Tegen deze uitspraak heeft de vreemdeling, vertegenwoordigd door mr. M.F. Wijngaarden, advocaat te Amsterdam, hoger beroep ingesteld. Het hogerberoepschrift is aangehecht.
De vreemdeling heeft een nader stuk ingediend.
Vervolgens is het onderzoek gesloten.
Overwegingen
Inleiding
1. De vreemdeling is afkomstig uit China en behoort tot de Eastern Lightning Group, een religieuze groepering die volgens haar door de Chinese autoriteiten is aangemerkt als een 'evil cult'. Zij heeft aan haar asielaanvraag, voor zover thans van belang, ten grondslag gelegd dat zij bij terugkeer in China reeds wegens het behoren tot die groepering te vrezen heeft voor vervolging of een reëel risico loopt op een behandeling in strijd met artikel 3 van het EVRM. De staatssecretaris heeft zich op het standpunt gesteld dat de vreemdeling dit niet aannemelijk heeft gemaakt. Hij heeft hieraan ten grondslag gelegd dat evil cults de in het algemeen ambtsbericht van de minister van Buitenlandse Zaken inzake China van december 2012 (hierna: het ambtsbericht) genoemde niet-geregistreerde huiskerken zijn en dat niet eenieder die lid is van een huiskerk reeds wegens dat lidmaatschap in de negatieve belangstelling van de autoriteiten staat. De staatssecretaris heeft hierbij verwezen naar de uitspraak van de Afdeling van 4 maart 2016, ECLI:NL:RVS:2016:671. De rechtbank is de staatssecretaris in zijn standpunt gevolgd. In hoger beroep is aan de orde of het besluit zorgvuldig is voorbereid en deugdelijk is gemotiveerd. Grieven
2. In de grieven klaagt de vreemdeling onder meer dat, anders dan de rechtbank heeft overwogen, de staatssecretaris ondeugdelijk heeft gemotiveerd dat zij niet aannemelijk heeft gemaakt dat zij bij terugkeer in China reeds wegens het behoren tot de Eastern Lightning Group een gegronde vrees heeft voor vervolging of een reëel risico loopt op een behandeling in strijd met artikel 3 van het EVRM. Volgens de vreemdeling heeft de rechtbank niet onderkend dat de staatssecretaris aan dit standpunt ten onrechte ten grondslag heeft gelegd dat evil cults niet-geregistreerde huiskerken zijn. Zowel in het ambtsbericht als in de uitspraak van 4 maart 2016 wordt een onderscheid gemaakt tussen huiskerken en evil cults. Daarnaast is de staatssecretaris ten onrechte niet ingegaan op de in voormelde uitspraak aangehaalde stukken, waarnaar zij ter zitting bij de rechtbank heeft verwezen, en de door haar bij de zienswijze overgelegde brief van VluchtelingenWerk Nederland van 16 februari 2016 met bijlagen, aldus de vreemdeling.
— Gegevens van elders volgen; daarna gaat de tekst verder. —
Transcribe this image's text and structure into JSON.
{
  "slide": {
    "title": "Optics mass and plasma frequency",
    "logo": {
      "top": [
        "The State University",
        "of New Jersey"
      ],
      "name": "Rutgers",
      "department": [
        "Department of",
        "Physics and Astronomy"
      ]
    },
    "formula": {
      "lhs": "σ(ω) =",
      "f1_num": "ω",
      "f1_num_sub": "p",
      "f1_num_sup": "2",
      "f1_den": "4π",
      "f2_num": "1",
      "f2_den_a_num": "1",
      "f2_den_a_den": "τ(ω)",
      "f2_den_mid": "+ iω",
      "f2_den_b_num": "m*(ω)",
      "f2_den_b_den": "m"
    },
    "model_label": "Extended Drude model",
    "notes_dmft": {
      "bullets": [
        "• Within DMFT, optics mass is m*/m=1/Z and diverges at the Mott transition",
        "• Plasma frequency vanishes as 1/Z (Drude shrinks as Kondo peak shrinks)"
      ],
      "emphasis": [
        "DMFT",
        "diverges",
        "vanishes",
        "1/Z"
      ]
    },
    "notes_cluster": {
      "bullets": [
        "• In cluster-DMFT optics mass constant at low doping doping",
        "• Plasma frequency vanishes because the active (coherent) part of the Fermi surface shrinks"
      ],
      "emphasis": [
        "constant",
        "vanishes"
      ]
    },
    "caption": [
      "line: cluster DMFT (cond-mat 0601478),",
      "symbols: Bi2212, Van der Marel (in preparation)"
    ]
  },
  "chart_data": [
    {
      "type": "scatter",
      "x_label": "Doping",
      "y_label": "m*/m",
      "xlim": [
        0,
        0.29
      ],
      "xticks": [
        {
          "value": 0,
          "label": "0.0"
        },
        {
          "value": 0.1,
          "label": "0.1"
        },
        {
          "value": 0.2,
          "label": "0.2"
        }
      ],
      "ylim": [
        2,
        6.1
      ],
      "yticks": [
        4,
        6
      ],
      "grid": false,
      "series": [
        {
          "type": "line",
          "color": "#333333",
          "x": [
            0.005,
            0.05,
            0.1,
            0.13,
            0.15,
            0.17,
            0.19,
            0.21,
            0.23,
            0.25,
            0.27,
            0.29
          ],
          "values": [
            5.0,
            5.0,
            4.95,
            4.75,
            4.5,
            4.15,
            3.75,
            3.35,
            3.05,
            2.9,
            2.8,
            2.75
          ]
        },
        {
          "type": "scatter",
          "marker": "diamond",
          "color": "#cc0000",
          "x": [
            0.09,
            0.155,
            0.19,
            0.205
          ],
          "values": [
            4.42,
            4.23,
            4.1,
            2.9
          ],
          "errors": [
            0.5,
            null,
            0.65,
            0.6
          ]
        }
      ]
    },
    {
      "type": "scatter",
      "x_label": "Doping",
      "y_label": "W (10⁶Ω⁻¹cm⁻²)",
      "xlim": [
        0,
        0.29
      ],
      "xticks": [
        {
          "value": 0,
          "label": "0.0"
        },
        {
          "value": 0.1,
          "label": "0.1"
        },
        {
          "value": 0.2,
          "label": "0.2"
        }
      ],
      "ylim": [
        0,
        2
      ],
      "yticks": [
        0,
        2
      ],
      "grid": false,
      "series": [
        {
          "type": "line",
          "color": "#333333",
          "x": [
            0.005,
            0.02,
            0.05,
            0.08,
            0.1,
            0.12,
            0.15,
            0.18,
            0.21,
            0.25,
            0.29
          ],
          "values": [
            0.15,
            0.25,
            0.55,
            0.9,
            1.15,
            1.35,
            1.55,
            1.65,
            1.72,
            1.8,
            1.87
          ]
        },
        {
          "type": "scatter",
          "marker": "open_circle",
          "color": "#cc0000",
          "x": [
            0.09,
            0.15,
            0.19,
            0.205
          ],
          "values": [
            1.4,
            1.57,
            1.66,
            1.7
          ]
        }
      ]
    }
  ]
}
2.1. In het ambtsbericht staat, voor zover van belang:
"Niet-geregistreerde kerken
Sinds 1982 bestaat een verbod op niet-geregistreerde kerken. De mogelijkheid tot godsdienstbeoefening van niet-geregistreerde kerken is afhankelijk van de opstelling van de lokale autoriteiten en varieert per regio (in de provincies Jiangsu en Hunan bijvoorbeeld zijn de autoriteiten toleranter). Sommige kerkgemeenschappen kunnen openlijk in kerken bijeenkomen, andere kerkgemeenschappen veranderen continu van ontmoetingsplaats om ontdekking te voorkomen. Huiskerken worden soms gedoogd, als ze zich aan een aantal ongeschreven regels houden, vooral: niet te groot worden en geen buitenlanders toelaten. Ook een nederige houding tegenover de autoriteiten voorkomt soms problemen. Hoewel er meer ruimte lijkt te ontstaan in de Chinese samenleving voor religie, geldt dit niet voor niet-geregistreerde religies, met inbegrip van huiskerken." (bladzijde 34)
"Illegale sektes
In 1996 begon de Chinese overheid met het verbieden van groepen die zij aanduidde als evil cults. De leden van dergelijke groepen worden sindsdien vervolgd op basis van artikel 300 van de strafwet. Op grond van dit artikel kunnen sekteleden tot zeven jaar gevangenisstraf krijgen wegens het verstoren van de publieke orde of het uitdelen van publicaties.
[…]
Van de volgende religieuze bewegingen is bekend dat zij tot illegale sektes zijn verklaard: […] Eastern Lightning […]"(bladzijde 35)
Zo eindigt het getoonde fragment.